Closed cvoelcker closed 2 years ago

cvoelcker commented 2 years ago

Hi, on the computing infrastructure I am using I need to continue interrupted training regularly. I have been trying to use the checkpointing utility (for PPO, but I think these issues appear for all) to reload the checkpoints, but the training doe not actually continue from those checkpoints. I believe that is because other important parameters such as the optimizer are not stored in the checkpoints (please correct me if I am wrong).

In the image below, I interrupted two runs with the same seed at two different states and continued training from the latest checkpoint. image

Would it be possible to checkpoint all components of the algorithms to enable continuing training from a checkpoint?

Denys88 commented 2 years ago

I save optimizer state, but probably adaptive LR can break something and need to doublecheck if I save latest LR. Also it could be related to how I gather statistics: Once you restarted training first envs with done true have low scores because they finished earlier. I can save statistics state and it may improve results BUT when you restart training, all envs start playing from scratch and it might impact rewards anyway.

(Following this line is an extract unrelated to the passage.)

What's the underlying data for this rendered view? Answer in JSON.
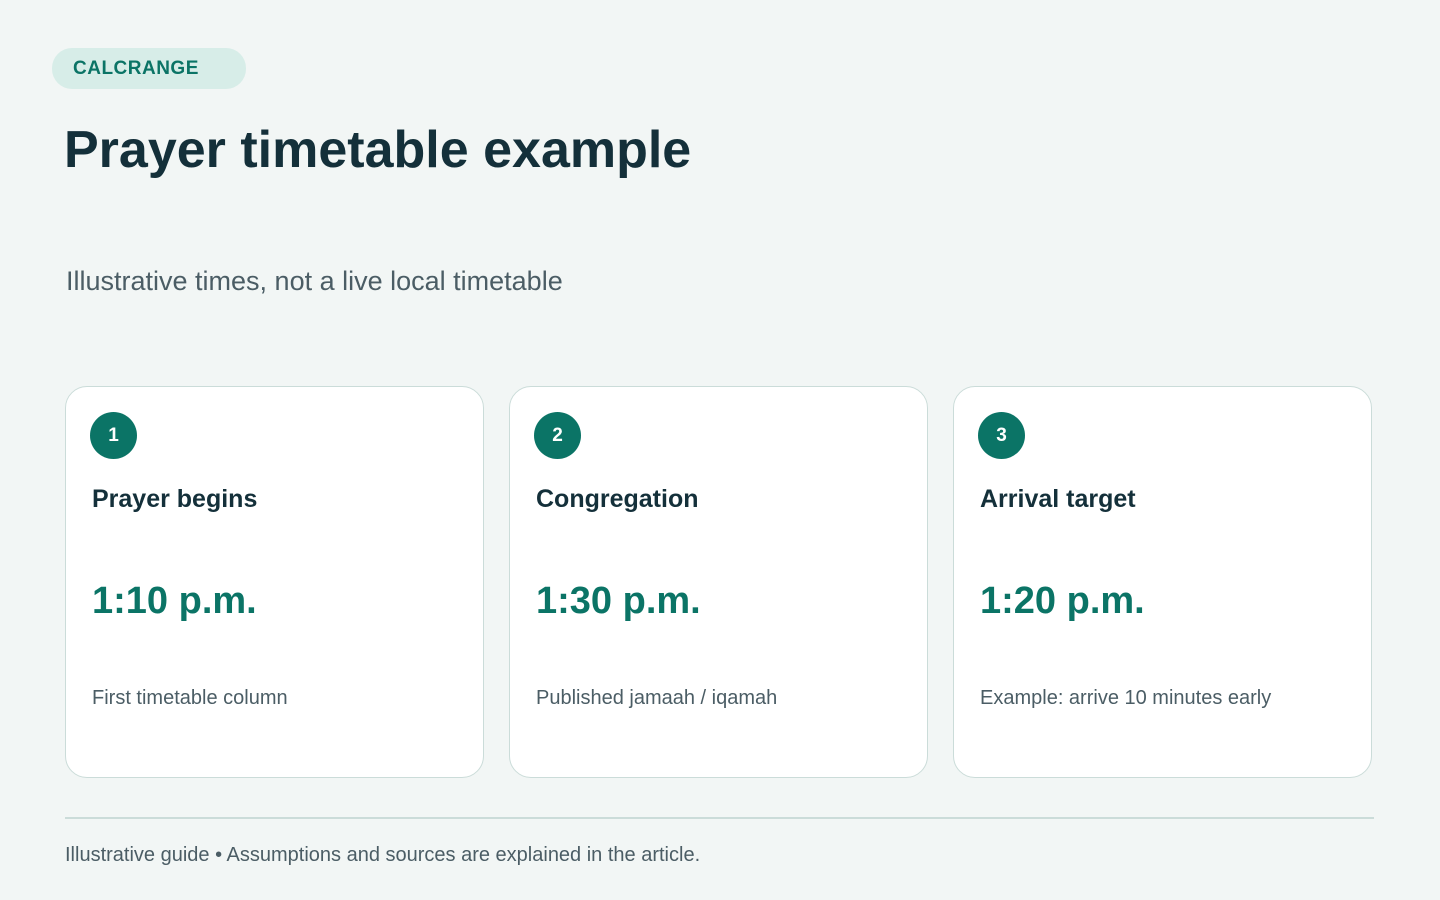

cvoelcker commented 2 years ago

Ah, thanks for the clarification. I am going to add an independent "test" run every couple of iterations to see if this is indeed nonly a reporting artifact. However, the performance collapses several times, even though I only interrupted once, so I think something else might also be going on?

Denys88 commented 2 years ago

You can try it with 0 learning rate. It should return back to the same numbers pretty fast.